A snow job in August: That’s what we’re seeing on Illinois finances

Wirepoints’ founder Mark Glennon explains the latest “snow job in August” regarding Illinois’ finances:

Here’s a major lesson on how misinformation about our financial crisis is spread.

Improvement, finally! That’s no doubt how many Illinoisans reacted to news about Illinois’ latest audited financial statements. Take a closer look, however, to get a major lesson on how misinformation about our financial crisis is spread.

“Illinois cut its deficit in half in fiscal year 2018, annual CAFR shows.” That’s the headline on the Illinois comptroller’s press release from Aug. 29 about the Comprehensive Annual Financial Report for the state’s fiscal year that ended in June 2018. Many news stories across the state repeated similar headlines.

But what did the CAFR really show? Brace yourself: a record-shattering loss of $47 billion. For some perspective, that’s some $7 billion more than the state’s entire current budget. The $47 billion is recorded in government accounting as a drop in net position, roughly equivalent to a net loss in private-sector accounting. It has been plummeting in Illinois since 2001, when net position was near zero. It’s negative $184 billion today.

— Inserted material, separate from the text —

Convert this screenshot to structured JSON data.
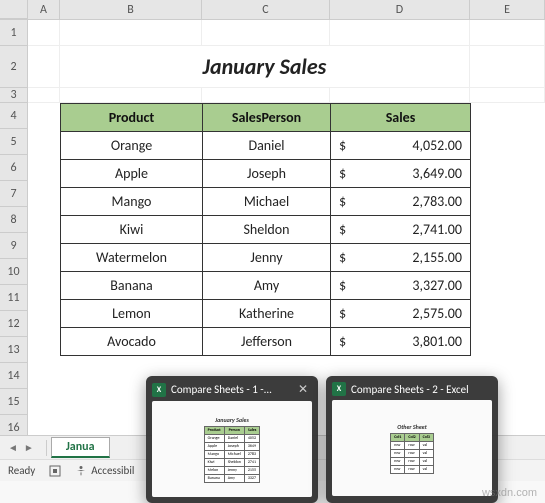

How can that be? Why isn’t it a bigger story?

First, the bulk of the loss—about $42 billion—results from a change in accounting standards, so the inclination is to shrug it off. The change was for OPEBs—other post-employment benefits—which are basically future health care costs for retired state workers.

But should that $42 billion part of the loss really be dismissed as a bookkeeping quirk?

No. While that loss didn’t occur in one year, the accounting change properly exposed a huge and growing liability that has been all but ignored before. The present value of the state’s OPEB liability is now $55 billion, according to the CAFR. Those obligations are constitutionally protected against reduction in Illinois, just like pensions. Unlike pensions, however, the liability is entirely unfunded.

The Governmental Accounting Standards Board basically admitted that OPEBs weren’t being fairly reported, so it issued a new standard requiring better disclosure, which is now fully in effect. The state’s true condition is indeed $47 billion worse than most Illinoisans were told a year ago.